Solution

Show that the circles having equations \(x^2 + y^2 = 25\) and \(x^2 + y^2 - 24x - 18y + 125 = 0\) touch each other. Calculate the coordinates of the point at which they touch.

Approach 1: Geometric

The circle with equation \(x^2+y^2=25\) has its centre at the origin and radius \(5\).

We can complete the square for the equation \(x^2 + y^2 - 24x - 18y + 125 = 0\) to find its centre and radius: \[\begin{gathered} x^2 + y^2 - 24x - 18y + 125 = 0\\ \implies\quad (x-12)^2-12^2 + (y-9)^2 -9^2 + 125 = 0\\ \implies\quad (x-12)^2 + (y-9)^2 = 144+81-125\\ \implies\quad (x-12)^2 + (y-9)^2 = 100 \end{gathered}\] so this circle has centre \((12,9)\) and radius \(10\).

We can sketch these:

Graph with the two circles described. They just touch.

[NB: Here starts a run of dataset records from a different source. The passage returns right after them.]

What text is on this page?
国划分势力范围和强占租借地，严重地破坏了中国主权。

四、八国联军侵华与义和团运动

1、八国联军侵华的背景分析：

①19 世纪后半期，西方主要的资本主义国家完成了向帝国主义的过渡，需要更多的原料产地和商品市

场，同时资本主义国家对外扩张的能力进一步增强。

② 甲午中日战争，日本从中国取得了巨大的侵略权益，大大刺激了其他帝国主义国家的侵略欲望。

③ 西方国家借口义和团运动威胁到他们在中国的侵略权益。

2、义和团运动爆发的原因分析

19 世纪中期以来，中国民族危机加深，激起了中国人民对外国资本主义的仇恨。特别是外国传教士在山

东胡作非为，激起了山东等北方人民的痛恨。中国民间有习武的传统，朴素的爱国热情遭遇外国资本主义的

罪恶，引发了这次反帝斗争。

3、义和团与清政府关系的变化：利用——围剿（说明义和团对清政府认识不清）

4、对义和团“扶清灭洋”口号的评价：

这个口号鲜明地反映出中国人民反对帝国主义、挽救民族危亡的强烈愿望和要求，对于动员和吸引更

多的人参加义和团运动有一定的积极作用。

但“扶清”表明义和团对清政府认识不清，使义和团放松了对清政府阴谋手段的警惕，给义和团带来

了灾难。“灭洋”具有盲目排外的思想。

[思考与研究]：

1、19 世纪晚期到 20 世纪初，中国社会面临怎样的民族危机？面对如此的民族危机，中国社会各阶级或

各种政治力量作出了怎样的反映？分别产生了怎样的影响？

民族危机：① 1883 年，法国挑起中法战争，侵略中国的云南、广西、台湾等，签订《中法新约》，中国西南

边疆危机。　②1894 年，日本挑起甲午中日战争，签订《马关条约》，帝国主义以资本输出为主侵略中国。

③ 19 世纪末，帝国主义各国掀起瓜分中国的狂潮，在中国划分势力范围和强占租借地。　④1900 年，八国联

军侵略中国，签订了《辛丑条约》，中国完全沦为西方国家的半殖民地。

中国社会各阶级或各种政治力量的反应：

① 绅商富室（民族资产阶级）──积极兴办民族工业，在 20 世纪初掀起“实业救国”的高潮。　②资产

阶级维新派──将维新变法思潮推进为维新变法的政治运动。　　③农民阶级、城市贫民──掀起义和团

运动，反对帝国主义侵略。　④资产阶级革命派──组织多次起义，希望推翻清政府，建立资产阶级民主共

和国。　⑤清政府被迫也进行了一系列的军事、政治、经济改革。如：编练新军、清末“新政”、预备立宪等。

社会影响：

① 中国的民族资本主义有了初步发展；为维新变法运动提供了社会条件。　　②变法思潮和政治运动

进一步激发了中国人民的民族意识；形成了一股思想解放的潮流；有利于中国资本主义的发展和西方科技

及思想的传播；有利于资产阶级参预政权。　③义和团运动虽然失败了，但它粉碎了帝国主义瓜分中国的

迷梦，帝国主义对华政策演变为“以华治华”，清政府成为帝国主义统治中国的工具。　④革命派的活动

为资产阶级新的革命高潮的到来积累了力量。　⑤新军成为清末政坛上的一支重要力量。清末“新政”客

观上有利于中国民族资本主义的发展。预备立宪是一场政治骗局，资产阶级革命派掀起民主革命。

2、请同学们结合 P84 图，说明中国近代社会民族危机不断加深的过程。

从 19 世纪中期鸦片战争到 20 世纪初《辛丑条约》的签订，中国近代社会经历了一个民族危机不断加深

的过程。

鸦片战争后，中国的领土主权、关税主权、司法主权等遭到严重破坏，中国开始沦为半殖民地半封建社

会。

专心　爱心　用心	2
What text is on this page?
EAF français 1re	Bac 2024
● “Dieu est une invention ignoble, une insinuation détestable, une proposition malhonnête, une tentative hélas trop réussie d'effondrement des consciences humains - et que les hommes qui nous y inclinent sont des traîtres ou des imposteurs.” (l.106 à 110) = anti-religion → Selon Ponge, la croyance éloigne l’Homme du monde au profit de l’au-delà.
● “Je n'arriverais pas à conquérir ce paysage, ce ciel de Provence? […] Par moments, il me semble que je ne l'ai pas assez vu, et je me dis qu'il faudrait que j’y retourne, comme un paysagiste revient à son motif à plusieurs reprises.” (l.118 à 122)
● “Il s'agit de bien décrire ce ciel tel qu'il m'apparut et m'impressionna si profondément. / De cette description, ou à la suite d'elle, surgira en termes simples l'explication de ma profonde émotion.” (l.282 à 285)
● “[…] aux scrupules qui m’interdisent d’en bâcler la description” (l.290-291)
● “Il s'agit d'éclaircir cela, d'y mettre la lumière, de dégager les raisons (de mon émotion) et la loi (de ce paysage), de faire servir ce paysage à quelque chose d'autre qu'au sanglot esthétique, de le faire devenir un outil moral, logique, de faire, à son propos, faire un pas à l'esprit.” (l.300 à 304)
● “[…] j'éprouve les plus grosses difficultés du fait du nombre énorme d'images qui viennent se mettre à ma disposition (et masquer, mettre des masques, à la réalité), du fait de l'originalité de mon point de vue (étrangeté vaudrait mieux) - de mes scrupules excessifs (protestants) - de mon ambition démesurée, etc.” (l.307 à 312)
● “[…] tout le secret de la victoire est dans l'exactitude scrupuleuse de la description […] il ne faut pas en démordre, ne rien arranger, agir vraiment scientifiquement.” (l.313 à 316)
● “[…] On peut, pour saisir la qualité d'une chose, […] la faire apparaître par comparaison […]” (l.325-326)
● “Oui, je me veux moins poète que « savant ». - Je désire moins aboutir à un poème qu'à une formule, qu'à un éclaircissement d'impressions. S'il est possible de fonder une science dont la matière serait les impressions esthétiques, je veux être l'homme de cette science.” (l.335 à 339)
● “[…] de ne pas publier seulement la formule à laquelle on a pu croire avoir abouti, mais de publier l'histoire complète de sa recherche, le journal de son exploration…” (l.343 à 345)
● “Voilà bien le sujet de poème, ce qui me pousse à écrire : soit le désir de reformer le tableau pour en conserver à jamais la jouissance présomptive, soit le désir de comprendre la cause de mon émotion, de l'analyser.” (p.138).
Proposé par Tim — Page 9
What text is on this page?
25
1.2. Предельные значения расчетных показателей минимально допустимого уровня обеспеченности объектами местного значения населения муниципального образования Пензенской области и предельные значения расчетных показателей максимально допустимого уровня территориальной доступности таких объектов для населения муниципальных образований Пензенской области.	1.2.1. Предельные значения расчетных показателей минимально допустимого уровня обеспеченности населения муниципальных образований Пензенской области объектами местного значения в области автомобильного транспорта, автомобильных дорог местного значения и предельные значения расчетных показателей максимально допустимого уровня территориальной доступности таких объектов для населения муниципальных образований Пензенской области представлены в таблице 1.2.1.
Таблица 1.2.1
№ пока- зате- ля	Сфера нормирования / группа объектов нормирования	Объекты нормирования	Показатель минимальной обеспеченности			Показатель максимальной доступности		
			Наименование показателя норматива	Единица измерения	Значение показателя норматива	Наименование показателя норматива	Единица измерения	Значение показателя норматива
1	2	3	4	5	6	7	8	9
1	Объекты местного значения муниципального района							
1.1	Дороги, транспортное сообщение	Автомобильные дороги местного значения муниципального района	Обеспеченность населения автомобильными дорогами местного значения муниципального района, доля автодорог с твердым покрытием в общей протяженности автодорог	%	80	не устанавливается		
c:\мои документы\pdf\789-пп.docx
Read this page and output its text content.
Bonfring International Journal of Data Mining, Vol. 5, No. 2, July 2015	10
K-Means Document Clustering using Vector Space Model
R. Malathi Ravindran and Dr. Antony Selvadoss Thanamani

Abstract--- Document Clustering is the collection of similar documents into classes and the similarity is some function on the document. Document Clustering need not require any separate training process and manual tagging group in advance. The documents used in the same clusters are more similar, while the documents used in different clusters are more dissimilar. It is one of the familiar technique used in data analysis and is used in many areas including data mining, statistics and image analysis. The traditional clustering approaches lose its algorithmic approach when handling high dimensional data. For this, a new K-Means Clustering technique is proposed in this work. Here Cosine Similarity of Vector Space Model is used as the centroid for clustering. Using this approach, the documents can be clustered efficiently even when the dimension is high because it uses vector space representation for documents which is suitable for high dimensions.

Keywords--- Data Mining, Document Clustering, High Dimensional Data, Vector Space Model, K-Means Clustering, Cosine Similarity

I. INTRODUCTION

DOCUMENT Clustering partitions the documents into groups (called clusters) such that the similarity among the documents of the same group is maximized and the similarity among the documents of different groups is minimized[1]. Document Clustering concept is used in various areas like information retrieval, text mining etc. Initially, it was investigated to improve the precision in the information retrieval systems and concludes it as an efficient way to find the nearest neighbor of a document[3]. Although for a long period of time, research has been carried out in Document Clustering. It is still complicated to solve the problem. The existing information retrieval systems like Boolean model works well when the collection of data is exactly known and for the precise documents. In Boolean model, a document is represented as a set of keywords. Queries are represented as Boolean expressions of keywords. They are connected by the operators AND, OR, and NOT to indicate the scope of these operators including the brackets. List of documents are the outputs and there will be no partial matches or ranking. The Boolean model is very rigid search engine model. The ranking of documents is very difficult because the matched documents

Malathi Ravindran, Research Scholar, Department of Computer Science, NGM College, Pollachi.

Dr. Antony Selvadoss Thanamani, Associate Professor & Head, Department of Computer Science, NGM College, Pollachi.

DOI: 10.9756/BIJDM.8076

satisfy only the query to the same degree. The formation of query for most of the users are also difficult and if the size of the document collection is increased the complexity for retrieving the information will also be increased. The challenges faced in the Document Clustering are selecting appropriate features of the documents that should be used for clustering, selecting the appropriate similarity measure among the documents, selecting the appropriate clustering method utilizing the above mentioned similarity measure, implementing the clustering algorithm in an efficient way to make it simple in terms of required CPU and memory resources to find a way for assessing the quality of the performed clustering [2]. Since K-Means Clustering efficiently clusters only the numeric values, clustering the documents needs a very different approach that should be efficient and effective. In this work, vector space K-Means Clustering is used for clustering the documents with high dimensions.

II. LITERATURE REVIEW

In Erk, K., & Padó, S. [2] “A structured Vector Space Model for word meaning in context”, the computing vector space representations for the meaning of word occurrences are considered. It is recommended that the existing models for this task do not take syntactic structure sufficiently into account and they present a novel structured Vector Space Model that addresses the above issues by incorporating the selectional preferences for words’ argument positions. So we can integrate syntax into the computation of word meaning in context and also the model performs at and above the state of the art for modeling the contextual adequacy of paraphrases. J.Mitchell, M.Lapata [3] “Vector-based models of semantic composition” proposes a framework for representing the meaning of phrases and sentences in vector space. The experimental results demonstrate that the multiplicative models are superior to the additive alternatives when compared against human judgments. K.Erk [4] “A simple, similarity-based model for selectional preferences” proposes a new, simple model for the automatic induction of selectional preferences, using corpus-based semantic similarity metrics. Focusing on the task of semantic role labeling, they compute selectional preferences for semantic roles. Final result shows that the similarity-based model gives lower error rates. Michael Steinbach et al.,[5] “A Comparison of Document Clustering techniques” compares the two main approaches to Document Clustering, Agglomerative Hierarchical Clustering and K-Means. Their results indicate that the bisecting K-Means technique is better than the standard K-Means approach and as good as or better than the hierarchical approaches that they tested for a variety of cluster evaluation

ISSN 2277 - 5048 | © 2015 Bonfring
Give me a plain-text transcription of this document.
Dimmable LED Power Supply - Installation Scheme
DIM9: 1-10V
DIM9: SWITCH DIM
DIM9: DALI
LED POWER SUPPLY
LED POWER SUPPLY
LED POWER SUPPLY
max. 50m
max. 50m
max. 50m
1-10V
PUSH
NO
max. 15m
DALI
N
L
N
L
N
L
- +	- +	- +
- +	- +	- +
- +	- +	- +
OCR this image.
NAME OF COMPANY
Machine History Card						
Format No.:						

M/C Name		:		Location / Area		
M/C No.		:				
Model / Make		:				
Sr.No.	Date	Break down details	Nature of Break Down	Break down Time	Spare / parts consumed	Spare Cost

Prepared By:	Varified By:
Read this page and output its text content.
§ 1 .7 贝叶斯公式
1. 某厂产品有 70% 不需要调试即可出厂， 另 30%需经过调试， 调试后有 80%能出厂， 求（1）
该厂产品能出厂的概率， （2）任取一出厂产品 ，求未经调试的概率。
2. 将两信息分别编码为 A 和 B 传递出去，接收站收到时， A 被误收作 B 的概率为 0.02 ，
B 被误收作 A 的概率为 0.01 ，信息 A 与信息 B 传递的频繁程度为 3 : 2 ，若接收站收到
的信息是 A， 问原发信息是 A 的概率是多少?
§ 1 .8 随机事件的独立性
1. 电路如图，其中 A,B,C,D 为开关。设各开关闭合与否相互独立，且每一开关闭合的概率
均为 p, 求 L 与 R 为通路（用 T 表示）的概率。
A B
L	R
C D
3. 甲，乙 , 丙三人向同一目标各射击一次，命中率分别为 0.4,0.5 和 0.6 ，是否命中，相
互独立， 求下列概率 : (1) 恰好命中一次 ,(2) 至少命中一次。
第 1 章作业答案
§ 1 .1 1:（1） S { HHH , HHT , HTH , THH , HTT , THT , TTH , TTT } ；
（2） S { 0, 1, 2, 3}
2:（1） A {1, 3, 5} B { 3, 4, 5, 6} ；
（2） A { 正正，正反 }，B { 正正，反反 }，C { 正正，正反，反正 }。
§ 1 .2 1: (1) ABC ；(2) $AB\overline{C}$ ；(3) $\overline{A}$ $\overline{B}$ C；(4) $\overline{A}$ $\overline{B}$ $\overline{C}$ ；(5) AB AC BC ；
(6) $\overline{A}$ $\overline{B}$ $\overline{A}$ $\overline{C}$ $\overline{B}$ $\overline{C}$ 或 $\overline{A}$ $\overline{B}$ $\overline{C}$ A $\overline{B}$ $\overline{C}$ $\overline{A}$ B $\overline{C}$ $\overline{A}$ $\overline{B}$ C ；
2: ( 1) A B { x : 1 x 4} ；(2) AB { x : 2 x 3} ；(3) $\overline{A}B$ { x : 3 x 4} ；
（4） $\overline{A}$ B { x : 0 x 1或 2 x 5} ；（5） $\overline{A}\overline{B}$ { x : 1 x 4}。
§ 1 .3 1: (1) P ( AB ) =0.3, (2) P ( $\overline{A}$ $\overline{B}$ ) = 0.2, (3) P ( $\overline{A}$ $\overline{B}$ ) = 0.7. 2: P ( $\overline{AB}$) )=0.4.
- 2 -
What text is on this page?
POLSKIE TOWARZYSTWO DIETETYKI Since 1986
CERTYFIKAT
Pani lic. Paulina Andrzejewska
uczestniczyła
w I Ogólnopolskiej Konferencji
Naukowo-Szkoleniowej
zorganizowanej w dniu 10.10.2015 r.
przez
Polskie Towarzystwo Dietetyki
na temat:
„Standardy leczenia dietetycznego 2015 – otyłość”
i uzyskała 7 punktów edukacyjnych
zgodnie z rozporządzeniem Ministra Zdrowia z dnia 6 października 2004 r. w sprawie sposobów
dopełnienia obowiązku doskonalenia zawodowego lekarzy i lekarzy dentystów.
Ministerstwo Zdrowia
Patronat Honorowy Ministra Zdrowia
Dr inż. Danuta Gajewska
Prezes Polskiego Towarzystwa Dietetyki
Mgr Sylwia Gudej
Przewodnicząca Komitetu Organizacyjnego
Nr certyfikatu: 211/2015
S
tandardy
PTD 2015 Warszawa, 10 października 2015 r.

It seems as though the circles touch. Let’s prove that!

The length of the line joining the two centres \((0,0)\) and \((12,9)\) is (using Pythagoras) \[\sqrt{12^2+9^2}=\sqrt{144+81}=\sqrt{225}=15.\]

Alternatively, we can notice that \(9\) and \(12\) form the two short sides of right-angled triangle, which must be a \(3\)-\(4\)-\(5\) triangle scaled by a factor of \(3\), and therefore the diagonal length is \(3\times 5=15\).

Now the radii of the two circles are \(5\) and \(10\). Since \(5+10=15\) (the distance between the centres), the two circles touch.

To find the coordinates of the point where they touch, we can use similar triangles:

The same diagram with the point (a,b) where the circles touch marked. The triangle with vertices (0,0), (a,0), (a,b) is drawn.

The small triangle has sides in the ratio \(a:b:5\) (base to height to hypotenuse), while in the large triangle, they are in the ratio \(12:9:15\). These ratios are the same, so \(a:b:5=4:3:5\), and the point of touching has coordinates \((4,3)\).

Another way to think about this is that the point of touching is \(\dfrac{5}{15}=\dfrac{1}{3}\) of the way along the line from \((0,0)\) to \((12,9)\), so it is at \((4,3)\).

Approach 2: Algebraic

For the circles to touch, we must show that they intersect at exactly one point.

We have the equations of the two circles: \[x^2 + y^2 = 25\] and \[x^2 + y^2 - 24x - 18y + 125 = 0.\]

Substituting the first equation into the second (or alternatively subtracting the first equation from the second) gives \[\begin{align*} &25 - 24x - 18y + 125 = 0\\ \Longrightarrow\quad& 24x + 18y = 150\\ \Longrightarrow\quad& 4x + 3y = 25. \end{align*}\]

So if the two circles meet in two points, they must both lie on \(4x + 3y = 25.\)

We can rearrange \(4x + 3y = 25\) to get \[x = \frac{1}{4}(25-3y)\] and substitute into the equation \(x^2 + y^2 = 25\): \[\begin{align*} &\left(\frac{1}{4}(25-3y)\right)^2 +y^2 = 25\\ \iff\quad& 25y^2 - 150y + 225 = 0\\ \iff\quad& y^2 - 6y + 9 = 0\\ \iff\quad& (y-3)^2 = 0\\ \iff\quad& y = 3. \end{align*}\]

The quadratic equation has a repeated root, so has exactly one solution.

This means that the line \(4x + 3y = 25\) is a tangent to the circle \(x^2 + y^2 = 25.\)

We can find the corresponding \(x\) value by setting \(y = 3\) in the equation \(4x + 3y = 25\): \[\begin{align*} &4x + 3(3) = 25\\ \Longrightarrow\quad& x = 4. \end{align*}\] Substituting \[x = \frac{1}{4}(25-3y)\] into the equation \(x^2 + y^2 - 24x - 18y + 125 = 0,\) we have \[\begin{align*} &\left(\frac{1}{4}(25-3y)\right)^2 +y^2 -24\left(\frac{1}{4}(25-3y)\right)-18y+125= 0\\ \iff\quad& 25y^2 - 150y + 225 = 0\\ \iff\quad& y^2 - 6y + 9 = 0\\ \iff\quad& (y-3)^2 = 0\\ \iff\quad& y = 3. \end{align*}\]

This means that the line \(4x + 3y = 25\) is a tangent to the second circle also at \((4,3)\).

So the circles \(x^2 + y^2 = 25\) and \(x^2 + y^2 - 24x - 18y + 125 = 0\) touch at the point \((4,3)\).